L36: Kevin probe should Kelvin probe

L46: SiCN is probably Silicon-Carbon-Nitride instead of Silicon Nitride

In section 2 the order of the figures is confusing. 

General comment: If using the strip B tool completely resolves the issue. Could you explain the relevance of getting full understanding of the issues with strip A tool? I'm assuming that in practice tool B is used for the processing of image sensors.
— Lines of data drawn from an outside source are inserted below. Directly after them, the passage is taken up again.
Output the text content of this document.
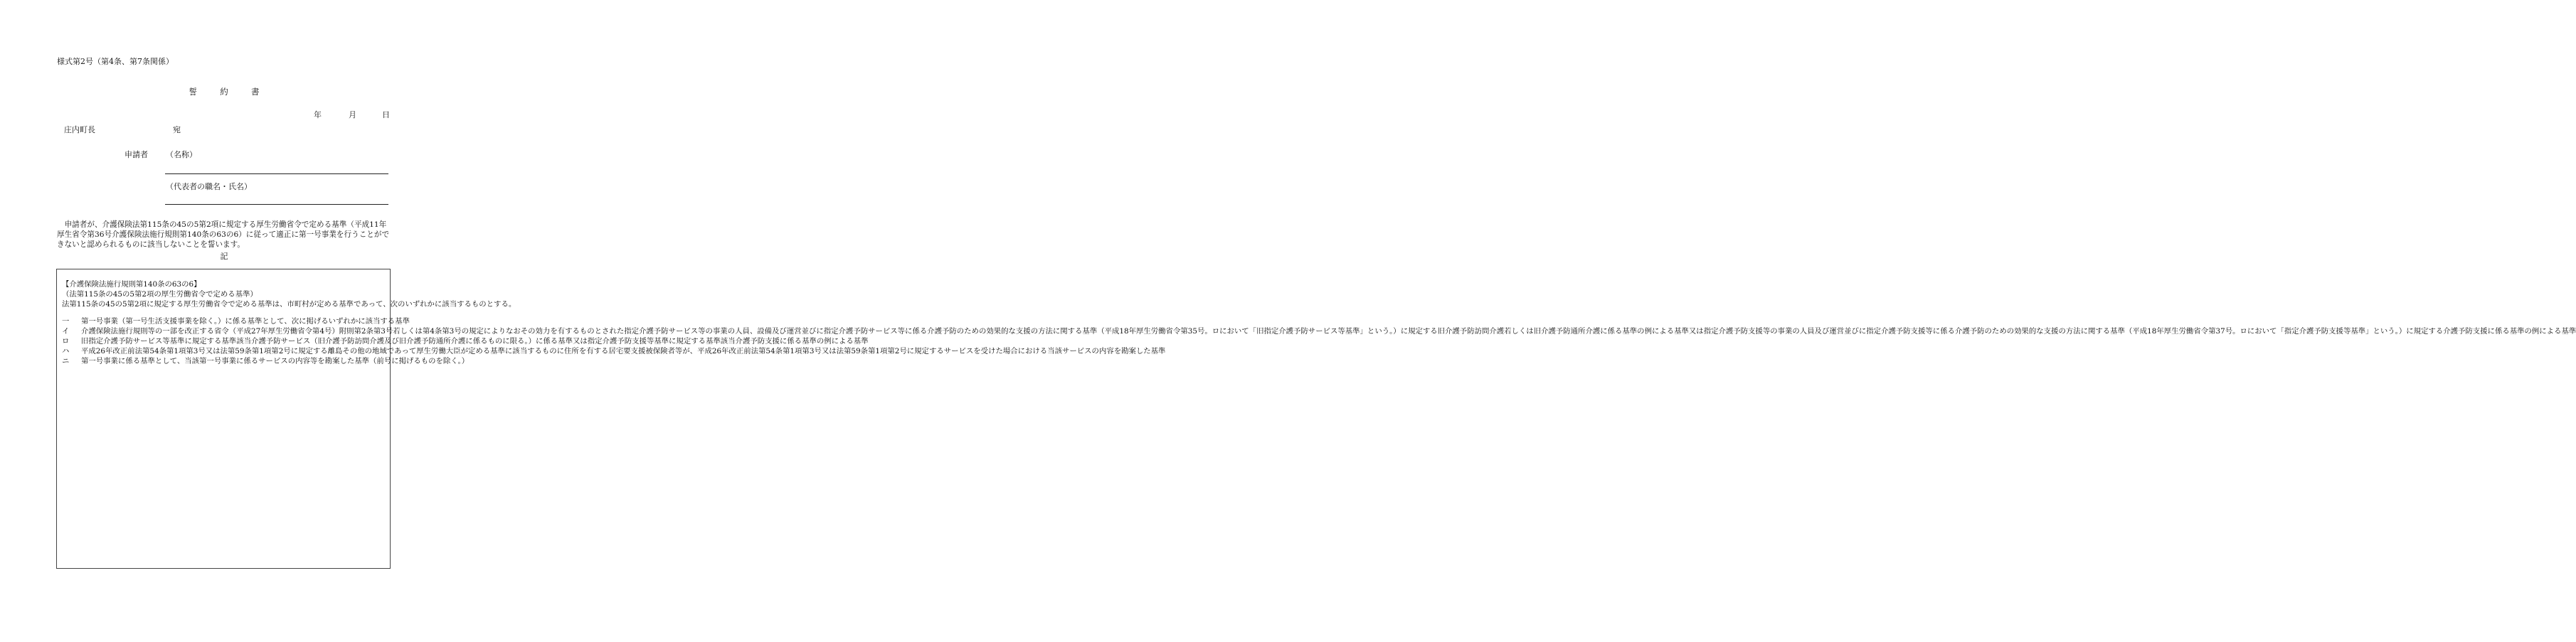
様式第2号（第4条、第7条関係）
誓　約　書
年	月	日
庄内町長	宛
申請者 （名称）
（代表者の職名・氏名）
申請者が、介護保険法第115条の45の5第2項に規定する厚生労働省令で定める基準（平成11年厚生省令第36号介護保険法施行規則第140条の63の6）に従って適正に第一号事業を行うことができないと認められるものに該当しないことを誓います。
記

【介護保険法施行規則第140条の63の6】

（法第115条の45の5第2項の厚生労働省令で定める基準）

法第115条の45の5第2項に規定する厚生労働省令で定める基準は、市町村が定める基準であって、次のいずれかに該当するものとする。

一	第一号事業（第一号生活支援事業を除く。）に係る基準として、次に掲げるいずれかに該当する基準
イ	介護保険法施行規則等の一部を改正する省令（平成27年厚生労働省令第4号）附則第2条第3号若しくは第4条第3号の規定によりなおその効力を有するものとされた指定介護予防サービス等の事業の人員、設備及び運営並びに指定介護予防サービス等に係る介護予防のための効果的な支援の方法に関する基準（平成18年厚生労働省令第35号。ロにおいて「旧指定介護予防サービス等基準」という。）に規定する旧介護予防訪問介護若しくは旧介護予防通所介護に係る基準の例による基準又は指定介護予防支援等の事業の人員及び運営並びに指定介護予防支援等に係る介護予防のための効果的な支援の方法に関する基準（平成18年厚生労働省令第37号。ロにおいて「指定介護予防支援等基準」という。）に規定する介護予防支援に係る基準の例による基準
ロ	旧指定介護予防サービス等基準に規定する基準該当介護予防サービス（旧介護予防訪問介護及び旧介護予防通所介護に係るものに限る。）に係る基準又は指定介護予防支援等基準に規定する基準該当介護予防支援に係る基準の例による基準
ハ	平成26年改正前法第54条第1項第3号又は法第59条第1項第2号に規定する離島その他の地域であって厚生労働大臣が定める基準に該当するものに住所を有する居宅要支援被保険者等が、平成26年改正前法第54条第1項第3号又は法第59条第1項第2号に規定するサービスを受けた場合における当該サービスの内容を勘案した基準
ニ	第一号事業に係る基準として、当該第一号事業に係るサービスの内容等を勘案した基準（前号に掲げるものを除く。）
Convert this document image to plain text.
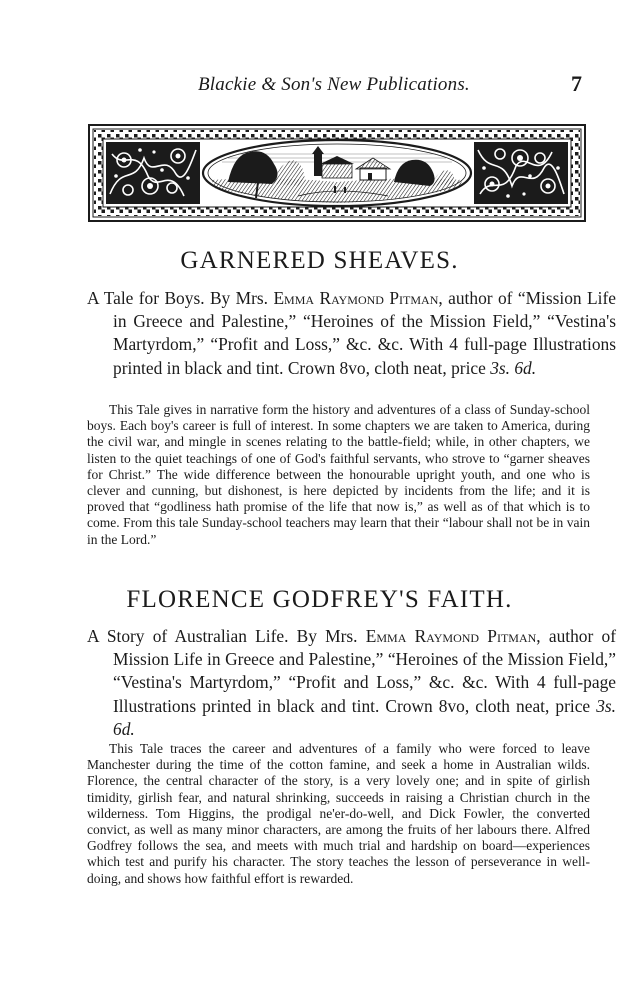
Blackie & Son's New Publications.	7
GARNERED SHEAVES.
A Tale for Boys. By Mrs. Emma Raymond Pitman, author of “Mission Life in Greece and Palestine,” “Heroines of the Mission Field,” “Vestina's Martyrdom,” “Profit and Loss,” &c. &c. With 4 full-page Illustrations printed in black and tint. Crown 8vo, cloth neat, price 3s. 6d.
This Tale gives in narrative form the history and adventures of a class of Sunday-school boys. Each boy's career is full of interest. In some chapters we are taken to America, during the civil war, and mingle in scenes relating to the battle-field; while, in other chapters, we listen to the quiet teachings of one of God's faithful servants, who strove to “garner sheaves for Christ.” The wide difference between the honourable upright youth, and one who is clever and cunning, but dishonest, is here depicted by incidents from the life; and it is proved that “godliness hath promise of the life that now is,” as well as of that which is to come. From this tale Sunday-school teachers may learn that their “labour shall not be in vain in the Lord.”
FLORENCE GODFREY'S FAITH.
A Story of Australian Life. By Mrs. Emma Raymond Pitman, author of Mission Life in Greece and Palestine,” “Heroines of the Mission Field,” “Vestina's Martyrdom,” “Profit and Loss,” &c. &c. With 4 full-page Illustrations printed in black and tint. Crown 8vo, cloth neat, price 3s. 6d.
This Tale traces the career and adventures of a family who were forced to leave Manchester during the time of the cotton famine, and seek a home in Australian wilds. Florence, the central character of the story, is a very lovely one; and in spite of girlish timidity, girlish fear, and natural shrinking, succeeds in raising a Christian church in the wilderness. Tom Higgins, the prodigal ne'er-do-well, and Dick Fowler, the converted convict, as well as many minor characters, are among the fruits of her labours there. Alfred Godfrey follows the sea, and meets with much trial and hardship on board—experiences which test and purify his character. The story teaches the lesson of perseverance in well-doing, and shows how faithful effort is rewarded.
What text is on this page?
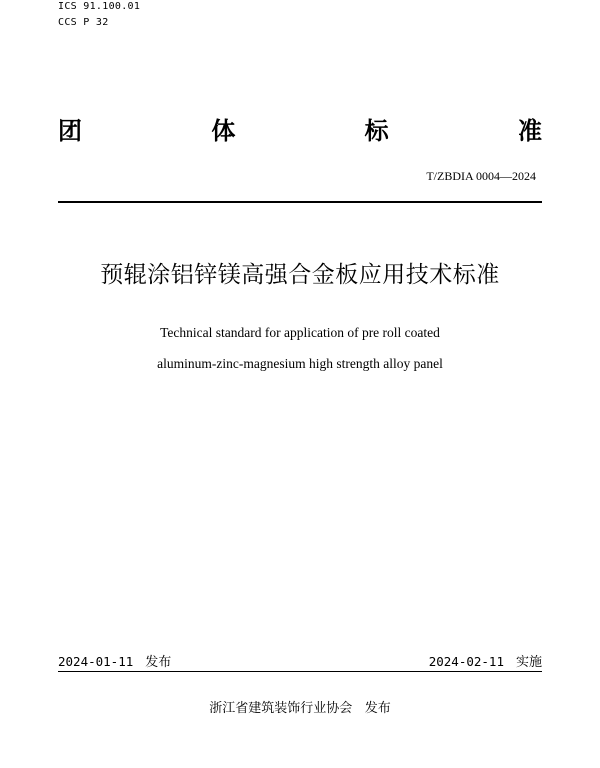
ICS 91.100.01
CCS P 32
团	体	标	准
T/ZBDIA 0004—2024
预辊涂铝锌镁高强合金板应用技术标准
Technical standard for application of pre roll coated
aluminum-zinc-magnesium high strength alloy panel
2024-01-11 发布	2024-02-11 实施
浙江省建筑装饰行业协会 发布
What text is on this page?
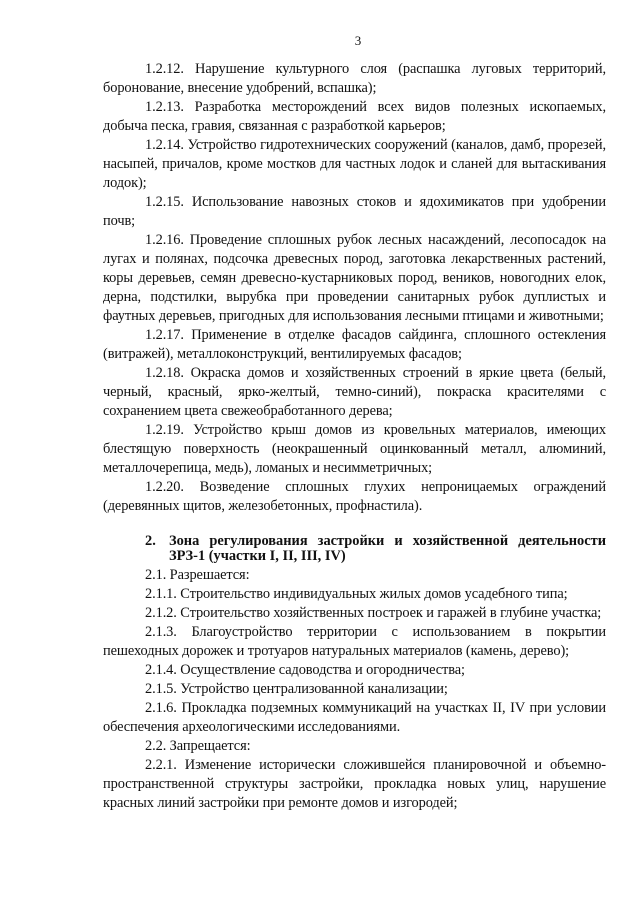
3

1.2.12. Нарушение культурного слоя (распашка луговых территорий, боронование, внесение удобрений, вспашка);

1.2.13. Разработка месторождений всех видов полезных ископаемых, добыча песка, гравия, связанная с разработкой карьеров;

1.2.14. Устройство гидротехнических сооружений (каналов, дамб, прорезей, насыпей, причалов, кроме мостков для частных лодок и сланей для вытаскивания лодок);

1.2.15. Использование навозных стоков и ядохимикатов при удобрении почв;

1.2.16. Проведение сплошных рубок лесных насаждений, лесопосадок на лугах и полянах, подсочка древесных пород, заготовка лекарственных растений, коры деревьев, семян древесно-кустарниковых пород, веников, новогодних елок, дерна, подстилки, вырубка при проведении санитарных рубок дуплистых и фаутных деревьев, пригодных для использования лесными птицами и животными;

1.2.17. Применение в отделке фасадов сайдинга, сплошного остекления (витражей), металлоконструкций, вентилируемых фасадов;

1.2.18. Окраска домов и хозяйственных строений в яркие цвета (белый, черный, красный, ярко-желтый, темно-синий), покраска красителями с сохранением цвета свежеобработанного дерева;

1.2.19. Устройство крыш домов из кровельных материалов, имеющих блестящую поверхность (неокрашенный оцинкованный металл, алюминий, металлочерепица, медь), ломаных и несимметричных;

1.2.20. Возведение сплошных глухих непроницаемых ограждений (деревянных щитов, железобетонных, профнастила).

2. Зона регулирования застройки и хозяйственной деятельности ЗРЗ-1 (участки I, II, III, IV)

2.1. Разрешается:

2.1.1. Строительство индивидуальных жилых домов усадебного типа;

2.1.2. Строительство хозяйственных построек и гаражей в глубине участка;

2.1.3. Благоустройство территории с использованием в покрытии пешеходных дорожек и тротуаров натуральных материалов (камень, дерево);

2.1.4. Осуществление садоводства и огородничества;

2.1.5. Устройство централизованной канализации;

2.1.6. Прокладка подземных коммуникаций на участках II, IV при условии обеспечения археологическими исследованиями.

2.2. Запрещается:

2.2.1. Изменение исторически сложившейся планировочной и объемно-пространственной структуры застройки, прокладка новых улиц, нарушение красных линий застройки при ремонте домов и изгородей;
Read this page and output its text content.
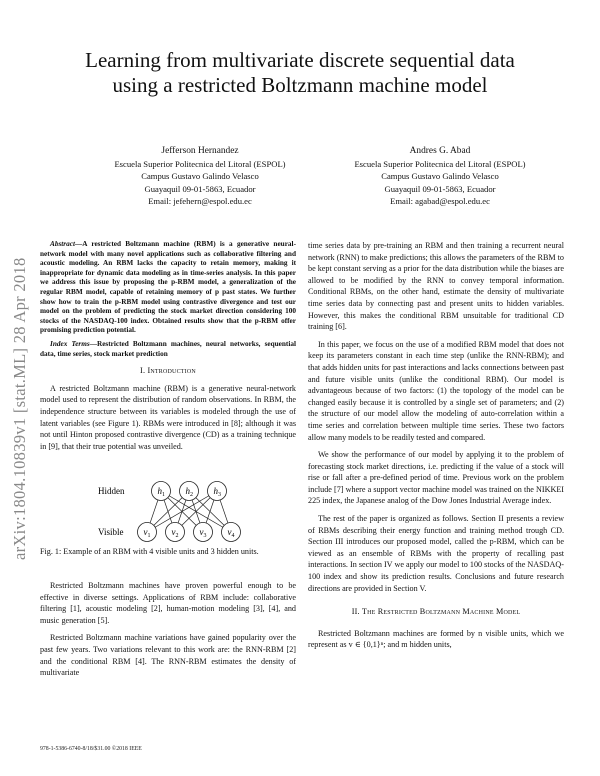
arXiv:1804.10839v1 [stat.ML] 28 Apr 2018
Learning from multivariate discrete sequential data
using a restricted Boltzmann machine model
Jefferson Hernandez
Escuela Superior Politecnica del Litoral (ESPOL)
Campus Gustavo Galindo Velasco
Guayaquil 09-01-5863, Ecuador
Email: jefehern@espol.edu.ec
Andres G. Abad
Escuela Superior Politecnica del Litoral (ESPOL)
Campus Gustavo Galindo Velasco
Guayaquil 09-01-5863, Ecuador
Email: agabad@espol.edu.ec

Abstract—A restricted Boltzmann machine (RBM) is a generative neural-network model with many novel applications such as collaborative filtering and acoustic modeling. An RBM lacks the capacity to retain memory, making it inappropriate for dynamic data modeling as in time-series analysis. In this paper we address this issue by proposing the p-RBM model, a generalization of the regular RBM model, capable of retaining memory of p past states. We further show how to train the p-RBM model using contrastive divergence and test our model on the problem of predicting the stock market direction considering 100 stocks of the NASDAQ-100 index. Obtained results show that the p-RBM offer promising prediction potential.

Index Terms—Restricted Boltzmann machines, neural networks, sequential data, time series, stock market prediction

I. Introduction

A restricted Boltzmann machine (RBM) is a generative neural-network model used to represent the distribution of random observations. In RBM, the independence structure between its variables is modeled through the use of latent variables (see Figure 1). RBMs were introduced in [8]; although it was not until Hinton proposed contrastive divergence (CD) as a training technique in [9], that their true potential was unveiled.

Hidden
Visible
$h_1$ $h_2$ $h_3$
$v_1$ $v_2$ $v_3$ $v_4$
Fig. 1: Example of an RBM with 4 visible units and 3 hidden units.

Restricted Boltzmann machines have proven powerful enough to be effective in diverse settings. Applications of RBM include: collaborative filtering [1], acoustic modeling [2], human-motion modeling [3], [4], and music generation [5].

Restricted Boltzmann machine variations have gained popularity over the past few years. Two variations relevant to this work are: the RNN-RBM [2] and the conditional RBM [4]. The RNN-RBM estimates the density of multivariate

time series data by pre-training an RBM and then training a recurrent neural network (RNN) to make predictions; this allows the parameters of the RBM to be kept constant serving as a prior for the data distribution while the biases are allowed to be modified by the RNN to convey temporal information. Conditional RBMs, on the other hand, estimate the density of multivariate time series data by connecting past and present units to hidden variables. However, this makes the conditional RBM unsuitable for traditional CD training [6].

In this paper, we focus on the use of a modified RBM model that does not keep its parameters constant in each time step (unlike the RNN-RBM); and that adds hidden units for past interactions and lacks connections between past and future visible units (unlike the conditional RBM). Our model is advantageous because of two factors: (1) the topology of the model can be changed easily because it is controlled by a single set of parameters; and (2) the structure of our model allow the modeling of auto-correlation within a time series and correlation between multiple time series. These two factors allow many models to be readily tested and compared.

We show the performance of our model by applying it to the problem of forecasting stock market directions, i.e. predicting if the value of a stock will rise or fall after a pre-defined period of time. Previous work on the problem include [7] where a support vector machine model was trained on the NIKKEI 225 index, the Japanese analog of the Dow Jones Industrial Average index.

The rest of the paper is organized as follows. Section II presents a review of RBMs describing their energy function and training method trough CD. Section III introduces our proposed model, called the p-RBM, which can be viewed as an ensemble of RBMs with the property of recalling past interactions. In section IV we apply our model to 100 stocks of the NASDAQ-100 index and show its prediction results. Conclusions and future research directions are provided in Section V.

II. The Restricted Boltzmann Machine Model

Restricted Boltzmann machines are formed by n visible units, which we represent as v ∈ {0,1}ⁿ; and m hidden units,

978-1-5386-6740-8/18/$31.00 ©2018 IEEE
Overall, your paper looks like a thorough analysis of the problems observed with tool A. I'm assuming the learning may be more widely applicable. 

 

Author Response

Thank you for your feedbacks:

L36 and 46 typo have been corrected. It is true than setion II contain a lot of figures, we tried to make the legend slightly more clear... You are right, strip B is now the reference process! This non optimized strip A was a good study case, and we actually think that the understanding can be extended to many plasma process using high density plasma source (ie with strong UV lighting), and showing a strong electric non-uniformity.

Reviewer 2 Report

Congratulations with your paper and its overall quality.

Some minor comments:

lines 260-270: the proposed mechanism of charge build-up could have been given further evidence, e.g. if further supported by tests to bring more quantitive data on dependencies of the different parameters in the process, or by refuting other possible mechanisms lines 294-297: this explanation is not completely clear to me. This frontier is the white line in the figure I assume. In case of inversion at the top, there is no additional depletion area that can explain an increased dark current generation. In my opinion, this could however be due to increased electric fields near the surface and transfer gate. 

Author Response

Thank you for your nice feedback:

lines 260-270: It is true that the proposed mechanism of charge build-up stays not really demonstrated here... We had plan to make some partitioning experiments, but unfortunately no time to finish this plan! We previously published in ref [2] one evidence: no dark current degradation was observed when the wafers were exposed to only a deep UV light during the process. That is why we believe that the degradation only occurs when there is both deep UV lighting and electric field. lines 294-297: we add the Fig. 16(c) to illustrate where should occur a depleted interface: it should be on the lateral transition area between the possible inverted interface above the photodiode, and the hole accumulated interface under the gate, as an example. Nevertheless, we agree that the strong electric field brought by the gate negative polarization can also strongly enhance the dark current: we add this explanation on lines 305-307.